創作再開しました。不定期更新です

桜坂

最初に交わした言葉はなんだっけ。
君がおかしそうに、たくさん笑っていたことは覚えている。
僕はいつも道化役で、必死になって面白い人、おかしい人になりきった。
どちらかというと、輪の中心にいた気がする。

君は友だちと眺めながら、顔を見合わせ、笑ってくれた。
君が笑うと頬がうっすら染まり、いっそう魅力的に見えた。

振り返れば二人で話したことなんてほとんどない。
遊んだときに付いてくる人。
お互いがそう思っていたはずだ。
頻繁に集まるグループで、君をよく思った奴から聞かれたもんだ。

「ねぇ、あの子って彼氏いる?」

聞いてくる奴ら全員が、ほとんど一緒にいる僕のことは彼氏と思わなくて、そう思うのに無理はないほど僕らに接点はなかった。

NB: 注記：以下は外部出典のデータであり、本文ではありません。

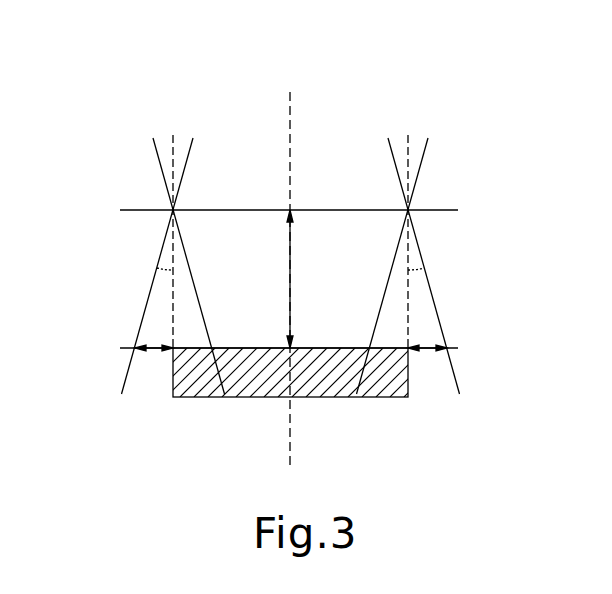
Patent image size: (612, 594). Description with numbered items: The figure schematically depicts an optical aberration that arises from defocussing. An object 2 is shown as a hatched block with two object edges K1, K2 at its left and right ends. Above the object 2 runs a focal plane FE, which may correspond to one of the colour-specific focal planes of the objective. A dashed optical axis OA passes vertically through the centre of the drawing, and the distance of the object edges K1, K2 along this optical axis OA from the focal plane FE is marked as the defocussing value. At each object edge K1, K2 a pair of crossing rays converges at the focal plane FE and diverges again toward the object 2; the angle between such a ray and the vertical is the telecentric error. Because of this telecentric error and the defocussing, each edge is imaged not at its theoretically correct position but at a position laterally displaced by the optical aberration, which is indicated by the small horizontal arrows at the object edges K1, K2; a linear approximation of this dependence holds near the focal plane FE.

The object 2 is at (332, 383).
The optical axis OA is at (292, 97).
The focal plane FE is at (440, 207).
The object edge K1 is at (172, 352).
The object edge K2 is at (388, 398).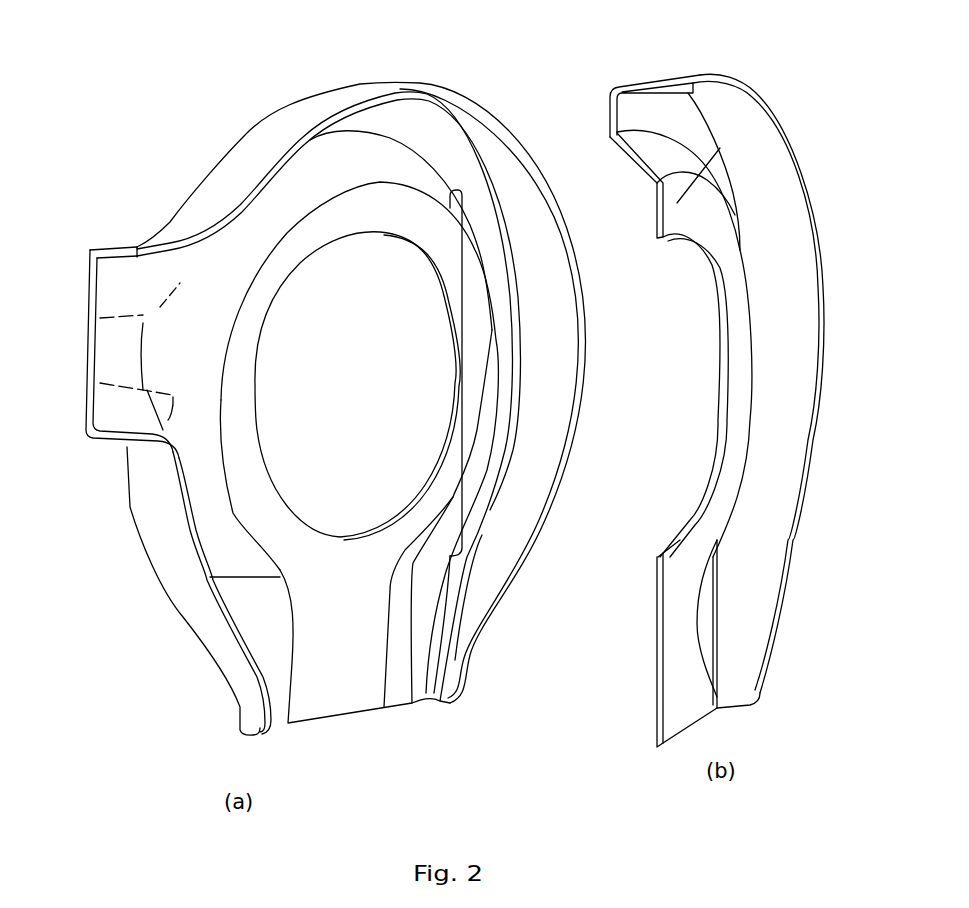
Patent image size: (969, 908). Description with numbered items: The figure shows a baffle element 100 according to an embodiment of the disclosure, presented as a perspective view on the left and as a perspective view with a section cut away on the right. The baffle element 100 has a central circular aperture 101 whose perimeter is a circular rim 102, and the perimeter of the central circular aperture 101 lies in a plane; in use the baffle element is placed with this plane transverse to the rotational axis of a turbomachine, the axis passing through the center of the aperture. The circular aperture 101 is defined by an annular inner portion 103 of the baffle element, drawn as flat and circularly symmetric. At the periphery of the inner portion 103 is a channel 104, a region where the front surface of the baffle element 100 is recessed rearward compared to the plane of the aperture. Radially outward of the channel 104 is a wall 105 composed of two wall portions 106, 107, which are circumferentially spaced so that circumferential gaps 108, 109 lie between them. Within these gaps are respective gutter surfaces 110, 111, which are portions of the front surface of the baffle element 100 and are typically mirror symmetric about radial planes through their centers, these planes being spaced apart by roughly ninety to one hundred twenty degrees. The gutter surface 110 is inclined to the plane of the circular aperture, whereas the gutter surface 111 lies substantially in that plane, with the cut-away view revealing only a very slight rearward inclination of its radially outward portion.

The baffle element 100 is at (195, 114).
The central circular aperture 101 is at (345, 293).
The circular rim 102 is at (405, 250).
The annular inner portion 103 is at (465, 372).
The channel 104 is at (632, 112).
The wall 105 is at (510, 121).
The wall portion 106 is at (345, 96).
The wall portion 107 is at (170, 503).
The circumferential gap 108 is at (88, 255).
The circumferential gap 109 is at (445, 742).
The gutter surface 110 is at (110, 370).
The gutter surface 111 is at (363, 628).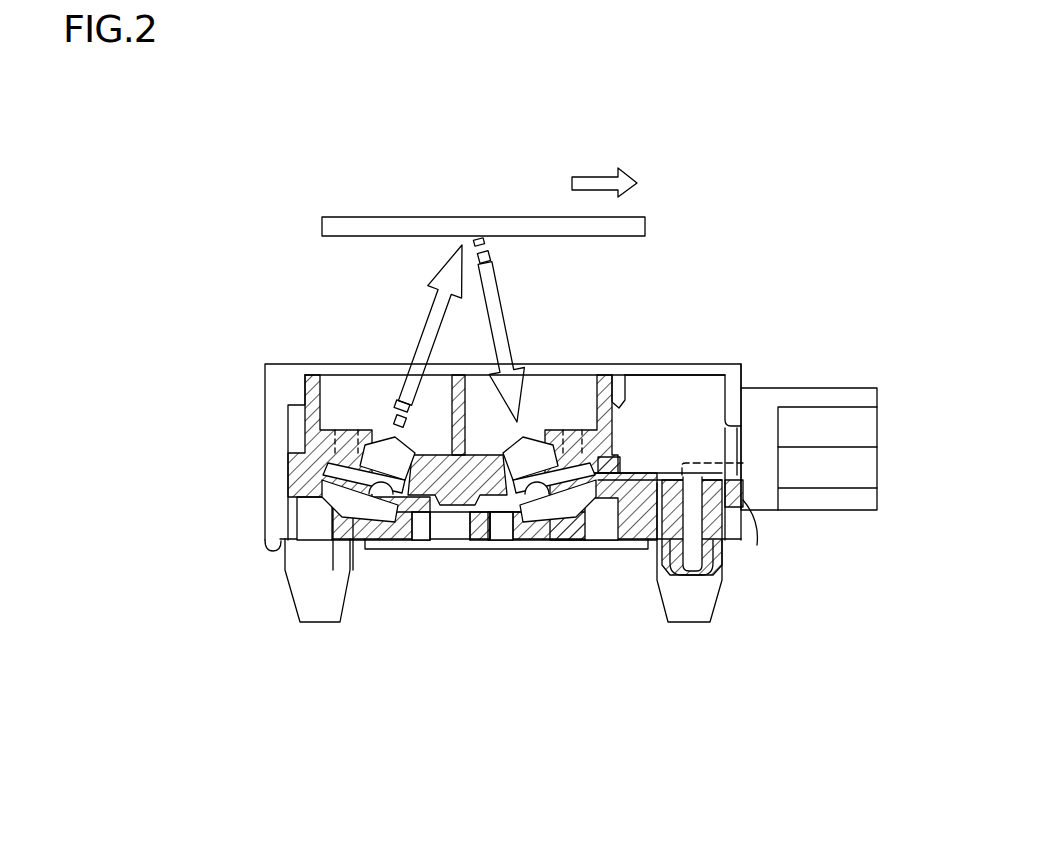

ろくに話したこともないくせに、僕は気づけば君を目で追っていた。
君が髪を切ったときも真っ先に気づいたし、口紅をピンク色に変えたときは赤よりも似合っていると言いたかった。
誕生日も忘れたフリをしたが、忘れたことがない。
君が何気なく言っただろう、過去の話も、今も覚えている。

「家では暗いんでしょ」

どの程度本気で言ったんだろう。

「おっ。わかっちゃう系か。マジそーなんよー。チョーネクラっつーか、どよよーん的なねっ」

いつもの調子で流せただろうか。
見ぬかれたことより嬉しさが勝って、前よりずっと君を知りたくなった。
朝起きて横に君の顔があればと、未来を想像した日もある。

手を繋いだらどんな感触だろう。
髪を撫でたらどんな顔をするのかな。
二人向かい合って座ったら、どんな話をしよう。
君に似合う、服も見に行こう。

精一杯の勇気を振り絞って、冗談ぽく言った言葉は本気だった。
君は本気で言ってくれたのか、冗談として言ったのか。
真意を確かめる度胸が僕にはなかった。
その日から僕の歩む道はずっと下降し続けている。
やがて馴染みのいない見知らぬ街で働くことになり、君はまだあの街にいる。

知らぬ間に僕の横にいた奴と付き合い、式を挙げたらしい。
式には、行かなかった。
どんな理由にしたか忘れるくらい、情けないことを言って。

君は今も心を惹きつけてやまない。
思い出すたび、降り続けている坂道に、儚い記憶の花が咲く。
薄紅色に包まれた、見渡す限りの絶景。

桜坂。

僕は咄嗟に嘘をついた

リクネタ。
乃木坂46「僕は咄嗟に嘘をついた」の歌詞から創作。


「好きだ!ぼ、僕と付き合ってください」

当時流行っていた少年漫画の真似をして、それは、校庭の鉄棒で行われた。
告白の相手が知っていたかどうかわからない。
僕はとにかく、告白がしたかった。
そして彼女が欲しかった。
それだけだったから、細かく覚えてない。

交換日記をしたり、おそろいのものを持ったり、帰りに一緒に歩いたり、休みの日、近くの公園に行ったり、ファストフード店で長話したり、デートらしいデートを、僕たちはした。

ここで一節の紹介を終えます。